To ensure a steady food supply for resident and migrating pollinators, it’s also important to have plants in flower from April through October.
Butterfly Flowers: Butterflies are attracted to many colors (but are mostly attracted to the red, orange and yellow end of the spectrum) – the flowers they visit for nectar are usually found in clusters to provide a good landing platform for the butterflies, which walk around on the flower clusters probing for nectar with their strawlike tongues. The best butterfly blooms have a floral tube that is tailored to the length of the particular species’ tongue.
•Butterflies have a weak sense of smell, and the blooms they visit are typically odorless.
Bee Flowers: Bees can see primarily those colors at the blue end of the spectrum, including ultraviolet. For this reason, the flowers they favor are typically shades of blue and purple (but also white or yellow) – Bees can recognize pattern as well as color, and the flowers they visit frequently have “nectar guides” on their petals—radiating lines or concentric circles, often UV, that guide the insect into the flower – in addition, bee flowers are often sweetly fragrant.
•Some flowers, like our native blue lupine, are particularly suited for pollination by bumble bees, with modified lower petals that serve as sturdy landing pads.
Moth Flowers: Nocturnal moths and other night-flying pollinators are attracted to white or pale-colored flowers that are visible in the dark; in fact, some of these blossoms open only at night.

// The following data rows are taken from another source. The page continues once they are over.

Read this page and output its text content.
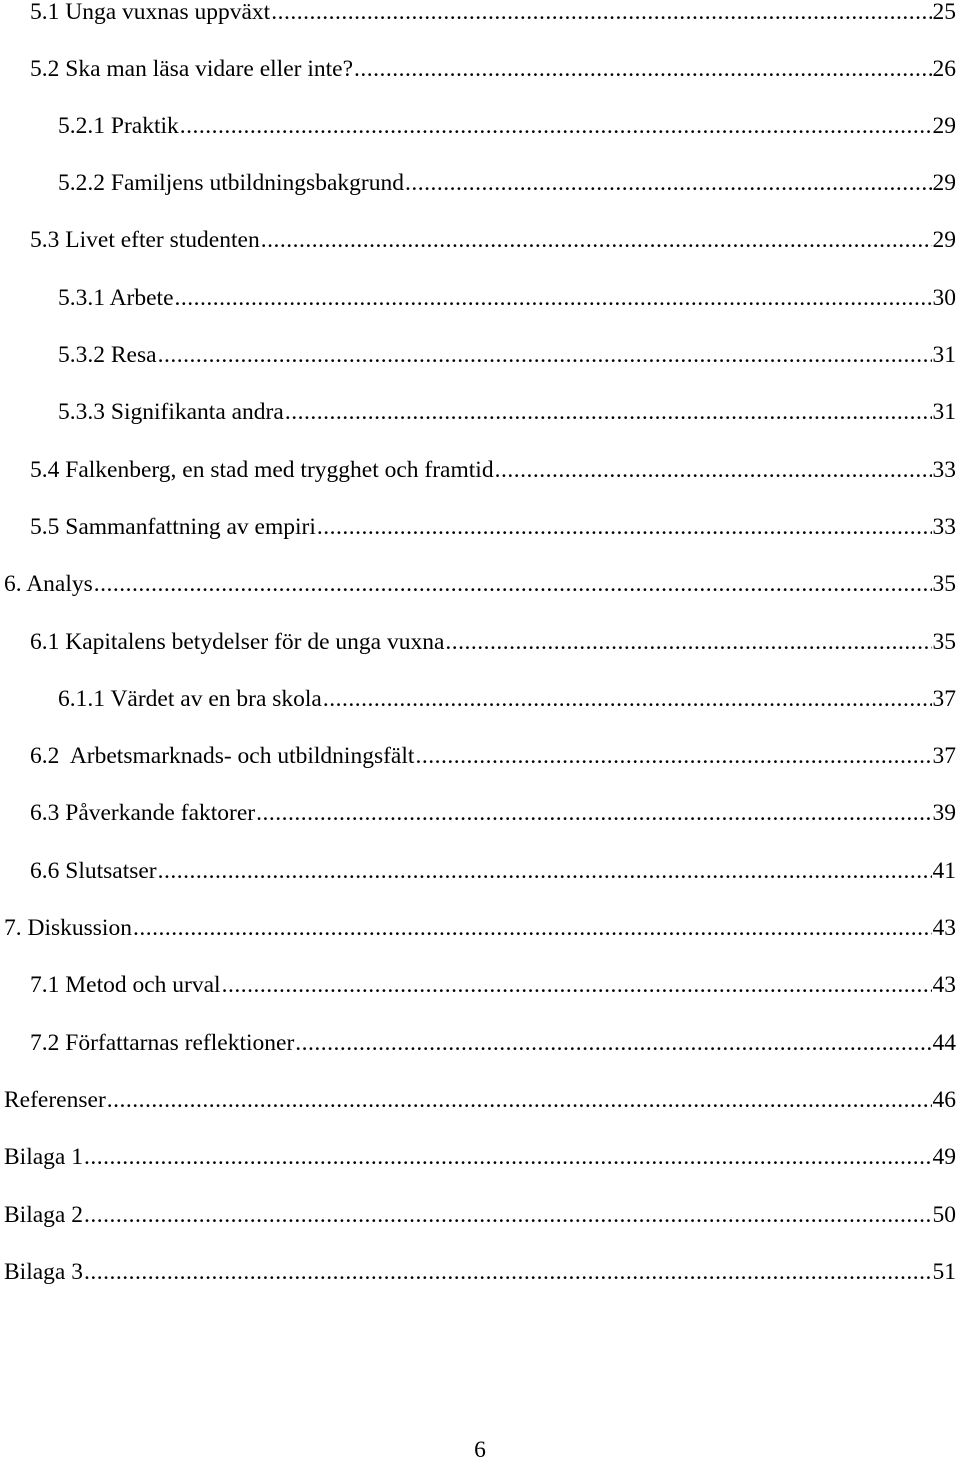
5.1 Unga vuxnas uppväxt .....	25
5.2 Ska man läsa vidare eller inte? .....	26
5.2.1 Praktik .....	29
5.2.2 Familjens utbildningsbakgrund .....	29
5.3 Livet efter studenten .....	29
5.3.1 Arbete .....	30
5.3.2 Resa .....	31
5.3.3 Signifikanta andra .....	31
5.4 Falkenberg, en stad med trygghet och framtid .....	33
5.5 Sammanfattning av empiri .....	33
6. Analys .....	35
6.1 Kapitalens betydelser för de unga vuxna .....	35
6.1.1 Värdet av en bra skola .....	37
6.2  Arbetsmarknads- och utbildningsfält .....	37
6.3 Påverkande faktorer .....	39
6.6 Slutsatser .....	41
7. Diskussion .....	43
7.1 Metod och urval .....	43
7.2 Författarnas reflektioner .....	44
Referenser .....	46
Bilaga 1 .....	49
Bilaga 2 .....	50
Bilaga 3 .....	51
6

The flowers often have deep tubes to match the length of the moth’s tongue. Because the moths hover, the flowers they feed on have no landing platform.
•Moths have a great sense of smell, so the flowers they favor have a strong, sweet scent, especially useful for luring pollinators at night.

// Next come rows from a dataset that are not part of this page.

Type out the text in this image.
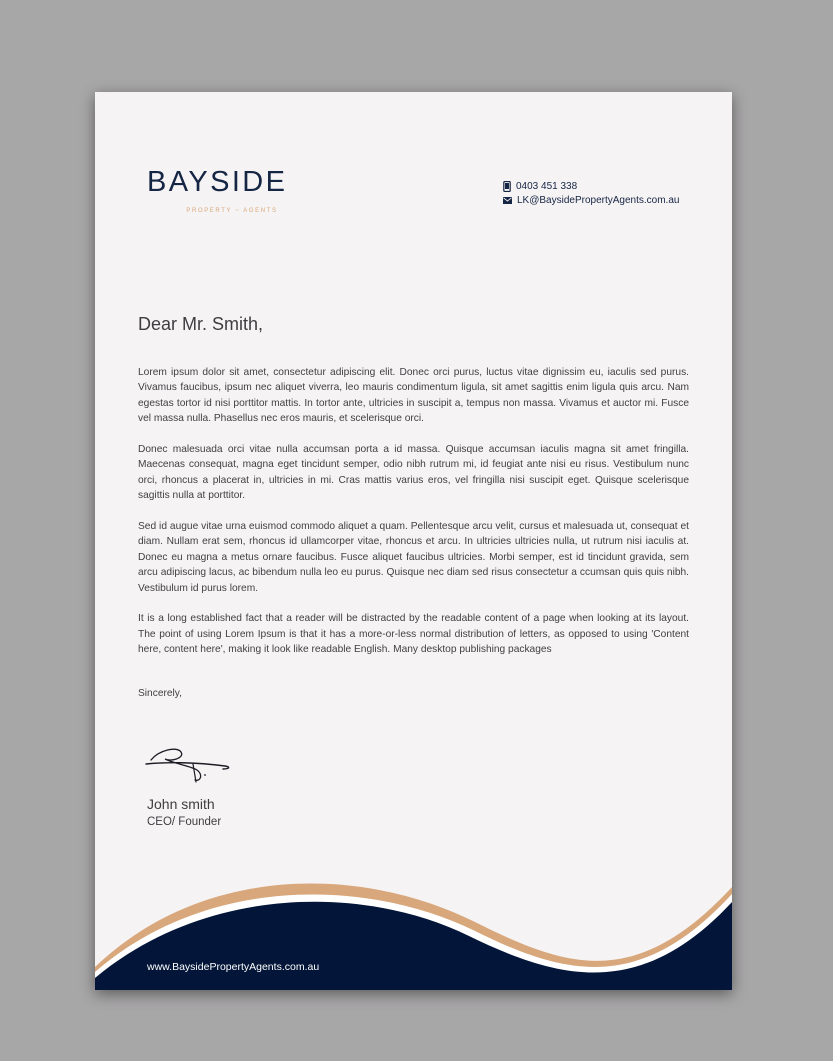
BAYSIDE
PROPERTY ~ AGENTS
0403 451 338
LK@BaysidePropertyAgents.com.au
Dear Mr. Smith,

Lorem ipsum dolor sit amet, consectetur adipiscing elit. Donec orci purus, luctus vitae dignissim eu, iaculis sed purus. Vivamus faucibus, ipsum nec aliquet viverra, leo mauris condimentum ligula, sit amet sagittis enim ligula quis arcu. Nam egestas tortor id nisi porttitor mattis. In tortor ante, ultricies in suscipit a, tempus non massa. Vivamus et auctor mi. Fusce vel massa nulla. Phasellus nec eros mauris, et scelerisque orci.

Donec malesuada orci vitae nulla accumsan porta a id massa. Quisque accumsan iaculis magna sit amet fringilla. Maecenas consequat, magna eget tincidunt semper, odio nibh rutrum mi, id feugiat ante nisi eu risus. Vestibulum nunc orci, rhoncus a placerat in, ultricies in mi. Cras mattis varius eros, vel fringilla nisi suscipit eget. Quisque scelerisque sagittis nulla at porttitor.

Sed id augue vitae urna euismod commodo aliquet a quam. Pellentesque arcu velit, cursus et malesuada ut, consequat et diam. Nullam erat sem, rhoncus id ullamcorper vitae, rhoncus et arcu. In ultricies ultricies nulla, ut rutrum nisi iaculis at. Donec eu magna a metus ornare faucibus. Fusce aliquet faucibus ultricies. Morbi semper, est id tincidunt gravida, sem arcu adipiscing lacus, ac bibendum nulla leo eu purus. Quisque nec diam sed risus consectetur a ccumsan quis quis nibh. Vestibulum id purus lorem.

It is a long established fact that a reader will be distracted by the readable content of a page when looking at its layout. The point of using Lorem Ipsum is that it has a more-or-less normal distribution of letters, as opposed to using 'Content here, content here', making it look like readable English. Many desktop publishing packages

Sincerely,
John smith
CEO/ Founder
www.BaysidePropertyAgents.com.au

•Native plants in our region that are pollinated by moths include sacred datura and evening primrose.
Hummingbird Flowers: Most birds can see the same colors as humans, but hummingbirds tend to favor red or orange blooms. The flowers are typically long and tubular, adapted for a hummingbird’s long, narrow bill and tongue, and they often (although not always) point downward so that the hovering hummingbirds have easy access.